Mumbai-based trader Sunil Kulkarni told the Additional Sessions judge Vinod Kumar that he saw the black car mowing down the people lying on a roadside pavement on Lodhi Road, while he was on his way to the railway station to catch a train.
He told the court that after the accident he saw two people coming out of the car and heard one of them telling his companion, “Sanjeev, let’s go”.
And the two hurriedly drove away.
This crucial deposition by Kulkarni almost tallies with his earlier statement to a magistrate.
On May 15, Kulkarni had appeared before the court for his deposition but was not able to complete it owing to ill-health.
The court had deferred his deposition to Thursday, binding him to conclude it the same day.

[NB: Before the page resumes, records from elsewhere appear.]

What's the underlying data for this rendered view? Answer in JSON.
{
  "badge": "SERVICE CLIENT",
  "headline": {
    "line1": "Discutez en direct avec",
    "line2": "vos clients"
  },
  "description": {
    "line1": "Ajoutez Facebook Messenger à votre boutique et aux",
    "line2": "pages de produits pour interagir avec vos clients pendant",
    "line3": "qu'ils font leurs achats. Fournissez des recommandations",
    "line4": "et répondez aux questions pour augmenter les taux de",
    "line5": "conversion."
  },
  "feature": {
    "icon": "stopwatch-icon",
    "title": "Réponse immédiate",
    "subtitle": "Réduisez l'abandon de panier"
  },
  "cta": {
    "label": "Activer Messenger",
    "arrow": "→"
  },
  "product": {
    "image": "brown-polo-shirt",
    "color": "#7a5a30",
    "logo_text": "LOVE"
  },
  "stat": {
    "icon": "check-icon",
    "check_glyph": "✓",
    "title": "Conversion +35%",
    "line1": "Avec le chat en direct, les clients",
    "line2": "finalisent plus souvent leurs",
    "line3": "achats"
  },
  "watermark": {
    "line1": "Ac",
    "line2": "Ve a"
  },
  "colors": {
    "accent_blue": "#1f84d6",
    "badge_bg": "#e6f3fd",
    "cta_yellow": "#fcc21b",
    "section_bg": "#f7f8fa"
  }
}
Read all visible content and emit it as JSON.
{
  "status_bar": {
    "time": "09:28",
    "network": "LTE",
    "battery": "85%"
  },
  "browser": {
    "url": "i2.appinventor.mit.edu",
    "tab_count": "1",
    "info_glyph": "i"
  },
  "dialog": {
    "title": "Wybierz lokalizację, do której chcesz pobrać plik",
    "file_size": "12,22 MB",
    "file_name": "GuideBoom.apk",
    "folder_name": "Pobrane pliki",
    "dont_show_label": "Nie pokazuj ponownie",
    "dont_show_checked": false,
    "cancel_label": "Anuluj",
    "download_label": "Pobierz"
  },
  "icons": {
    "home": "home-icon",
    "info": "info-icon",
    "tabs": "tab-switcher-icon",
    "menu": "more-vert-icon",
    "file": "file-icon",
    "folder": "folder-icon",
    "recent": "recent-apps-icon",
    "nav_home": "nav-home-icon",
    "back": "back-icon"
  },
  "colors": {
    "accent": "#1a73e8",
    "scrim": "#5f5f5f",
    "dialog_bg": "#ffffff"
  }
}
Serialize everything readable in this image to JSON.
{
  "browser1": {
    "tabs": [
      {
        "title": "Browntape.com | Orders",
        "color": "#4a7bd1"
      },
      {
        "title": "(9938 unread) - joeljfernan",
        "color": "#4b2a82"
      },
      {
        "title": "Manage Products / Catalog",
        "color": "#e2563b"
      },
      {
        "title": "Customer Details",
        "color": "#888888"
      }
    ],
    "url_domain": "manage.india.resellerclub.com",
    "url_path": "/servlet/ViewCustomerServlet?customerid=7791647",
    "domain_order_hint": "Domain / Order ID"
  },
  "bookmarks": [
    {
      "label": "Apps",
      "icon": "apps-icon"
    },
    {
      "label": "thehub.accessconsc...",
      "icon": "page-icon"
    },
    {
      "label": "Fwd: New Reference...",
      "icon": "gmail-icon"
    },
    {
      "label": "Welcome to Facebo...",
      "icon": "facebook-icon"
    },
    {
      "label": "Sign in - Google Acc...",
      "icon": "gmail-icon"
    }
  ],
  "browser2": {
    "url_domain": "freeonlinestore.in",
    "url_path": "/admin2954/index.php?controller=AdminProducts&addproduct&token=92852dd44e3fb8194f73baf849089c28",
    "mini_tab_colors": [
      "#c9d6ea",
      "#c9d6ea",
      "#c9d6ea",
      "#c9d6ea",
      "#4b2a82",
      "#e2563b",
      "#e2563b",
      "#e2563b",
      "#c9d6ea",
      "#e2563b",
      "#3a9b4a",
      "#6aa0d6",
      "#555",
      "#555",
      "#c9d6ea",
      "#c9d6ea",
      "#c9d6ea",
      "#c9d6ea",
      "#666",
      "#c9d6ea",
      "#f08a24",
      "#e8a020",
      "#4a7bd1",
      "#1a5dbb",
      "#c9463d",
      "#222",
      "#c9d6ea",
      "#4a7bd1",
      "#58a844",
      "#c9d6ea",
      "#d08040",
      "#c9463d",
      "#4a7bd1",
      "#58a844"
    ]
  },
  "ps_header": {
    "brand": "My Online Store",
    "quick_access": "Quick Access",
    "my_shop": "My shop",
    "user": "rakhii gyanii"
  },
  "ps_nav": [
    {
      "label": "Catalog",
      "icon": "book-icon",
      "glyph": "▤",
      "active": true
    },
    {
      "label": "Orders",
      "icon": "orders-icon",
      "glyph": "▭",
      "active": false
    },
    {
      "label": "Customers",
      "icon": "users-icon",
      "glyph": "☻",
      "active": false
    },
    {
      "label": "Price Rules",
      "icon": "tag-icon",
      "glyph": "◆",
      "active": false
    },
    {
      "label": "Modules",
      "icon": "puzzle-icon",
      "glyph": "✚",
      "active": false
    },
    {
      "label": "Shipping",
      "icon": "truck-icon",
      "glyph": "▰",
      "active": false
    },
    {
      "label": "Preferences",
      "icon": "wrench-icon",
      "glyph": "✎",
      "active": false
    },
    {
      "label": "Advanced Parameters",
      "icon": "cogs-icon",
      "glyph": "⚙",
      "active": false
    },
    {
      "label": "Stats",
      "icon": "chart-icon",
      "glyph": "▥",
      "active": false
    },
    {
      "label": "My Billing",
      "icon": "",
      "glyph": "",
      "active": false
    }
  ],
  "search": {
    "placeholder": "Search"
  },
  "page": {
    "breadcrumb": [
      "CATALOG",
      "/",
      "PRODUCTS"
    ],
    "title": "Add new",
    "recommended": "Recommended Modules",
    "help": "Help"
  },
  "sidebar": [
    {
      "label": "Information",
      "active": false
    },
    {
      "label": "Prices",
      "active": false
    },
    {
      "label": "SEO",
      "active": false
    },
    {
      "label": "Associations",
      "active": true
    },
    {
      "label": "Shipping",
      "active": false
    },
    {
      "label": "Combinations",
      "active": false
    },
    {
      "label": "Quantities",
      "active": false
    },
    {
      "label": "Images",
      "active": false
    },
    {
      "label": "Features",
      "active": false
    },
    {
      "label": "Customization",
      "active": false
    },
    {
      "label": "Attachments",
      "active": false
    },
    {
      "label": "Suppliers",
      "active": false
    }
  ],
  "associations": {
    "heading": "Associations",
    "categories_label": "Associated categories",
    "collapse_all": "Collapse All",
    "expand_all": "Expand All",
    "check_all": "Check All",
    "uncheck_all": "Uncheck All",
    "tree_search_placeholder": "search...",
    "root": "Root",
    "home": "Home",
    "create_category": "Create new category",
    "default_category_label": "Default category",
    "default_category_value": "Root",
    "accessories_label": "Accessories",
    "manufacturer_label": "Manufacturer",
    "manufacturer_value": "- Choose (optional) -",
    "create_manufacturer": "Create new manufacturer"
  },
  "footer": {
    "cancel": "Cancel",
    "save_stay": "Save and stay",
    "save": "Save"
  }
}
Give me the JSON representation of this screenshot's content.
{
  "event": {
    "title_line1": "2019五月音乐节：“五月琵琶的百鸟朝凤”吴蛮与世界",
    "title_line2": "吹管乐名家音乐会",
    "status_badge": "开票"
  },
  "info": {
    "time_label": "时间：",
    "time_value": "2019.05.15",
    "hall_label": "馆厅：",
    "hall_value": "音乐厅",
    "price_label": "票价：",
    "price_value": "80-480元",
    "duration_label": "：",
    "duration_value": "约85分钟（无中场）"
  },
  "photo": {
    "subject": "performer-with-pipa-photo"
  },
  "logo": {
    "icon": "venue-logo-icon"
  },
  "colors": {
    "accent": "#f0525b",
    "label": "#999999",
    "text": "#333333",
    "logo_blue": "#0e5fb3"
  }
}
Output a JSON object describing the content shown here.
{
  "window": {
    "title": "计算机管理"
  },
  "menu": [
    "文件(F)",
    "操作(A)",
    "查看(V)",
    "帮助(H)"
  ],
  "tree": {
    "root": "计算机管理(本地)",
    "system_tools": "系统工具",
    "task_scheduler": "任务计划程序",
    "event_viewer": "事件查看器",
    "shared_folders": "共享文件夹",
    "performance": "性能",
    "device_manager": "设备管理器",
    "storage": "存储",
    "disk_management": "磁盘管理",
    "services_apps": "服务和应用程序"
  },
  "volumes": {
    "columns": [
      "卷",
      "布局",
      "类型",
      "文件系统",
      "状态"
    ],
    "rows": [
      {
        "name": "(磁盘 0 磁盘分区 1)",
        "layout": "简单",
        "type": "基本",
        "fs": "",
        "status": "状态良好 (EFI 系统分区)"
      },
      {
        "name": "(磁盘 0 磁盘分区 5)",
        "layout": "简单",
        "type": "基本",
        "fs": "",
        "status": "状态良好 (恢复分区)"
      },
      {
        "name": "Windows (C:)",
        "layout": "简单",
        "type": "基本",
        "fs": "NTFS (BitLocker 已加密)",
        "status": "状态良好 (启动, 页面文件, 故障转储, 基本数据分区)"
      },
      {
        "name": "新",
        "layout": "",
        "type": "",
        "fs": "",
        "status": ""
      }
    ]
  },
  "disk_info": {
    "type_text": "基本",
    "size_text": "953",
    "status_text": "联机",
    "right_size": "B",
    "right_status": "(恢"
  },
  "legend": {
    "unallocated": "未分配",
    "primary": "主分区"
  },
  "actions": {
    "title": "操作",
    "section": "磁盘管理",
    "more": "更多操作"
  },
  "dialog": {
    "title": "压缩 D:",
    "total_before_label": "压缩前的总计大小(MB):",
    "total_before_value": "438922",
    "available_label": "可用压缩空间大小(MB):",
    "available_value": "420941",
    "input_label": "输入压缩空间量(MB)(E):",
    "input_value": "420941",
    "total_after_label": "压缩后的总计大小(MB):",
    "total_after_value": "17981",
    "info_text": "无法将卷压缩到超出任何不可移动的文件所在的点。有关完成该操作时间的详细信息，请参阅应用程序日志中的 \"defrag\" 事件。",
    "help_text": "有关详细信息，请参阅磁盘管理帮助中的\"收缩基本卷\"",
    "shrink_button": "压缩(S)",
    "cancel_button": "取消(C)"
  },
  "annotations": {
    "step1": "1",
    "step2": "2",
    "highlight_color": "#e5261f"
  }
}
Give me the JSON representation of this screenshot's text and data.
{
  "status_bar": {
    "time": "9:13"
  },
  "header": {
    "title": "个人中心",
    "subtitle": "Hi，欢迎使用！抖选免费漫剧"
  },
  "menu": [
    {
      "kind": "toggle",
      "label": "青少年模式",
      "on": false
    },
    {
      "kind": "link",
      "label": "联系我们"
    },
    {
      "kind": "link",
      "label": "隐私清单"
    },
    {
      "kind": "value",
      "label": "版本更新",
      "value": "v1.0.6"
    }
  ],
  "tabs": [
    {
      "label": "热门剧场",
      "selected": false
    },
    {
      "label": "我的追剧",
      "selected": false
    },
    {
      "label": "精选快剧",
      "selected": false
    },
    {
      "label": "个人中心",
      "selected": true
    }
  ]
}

Earlier, Sanjeev Nanda had approached the Delhi High Court to have Kulkarni’s deposition stalled on the grounds that the prosecution had dropped his name from the list of witnesses saying that he was not keen to support his earlier statement to the magistrate.
But Kulkarni contested the claim saying that it was the police that was bent upon turning him hostile as they had picked him up on two occasions in August 1999 before his deposition to harass him.
But the high court refused to stay Kulkarni’s testimony and prevented the defence and prosecution to cross-examine him till further orders.
The matter would come up for hearing in the high court on May 23.
During the trial, the prosecution had dropped Kulkarni as an “unreliable witness” as it suspected that he had been won over by the accused, despite the fact that he had recorded his statement before a magistrate indicting Nanda.
On March 19, the judge using his powers to recall a witness summoned Kulkarni to depose in the case. This was challenged by Sanjeev in the high court.
Two other witnesses, Manoj Malik and Harishankar, the petrol pump attendant who had called up the Police Control Room, have already turned hostile. Malik had told the court that it was a truck, not a car, which killed the people.
According to the prosecution, six people, including three policemen, were crushed to death by a BMW car allegedly driven by Sanjeev in an inebriated state on Lodhi Road in the early hours of Jan 10, 1999. Sanjeev’s two friends – Siddhartha Gupta and Manik Kapoor – were also named in the case along with Bhola Nath and Shyam Singh Rana.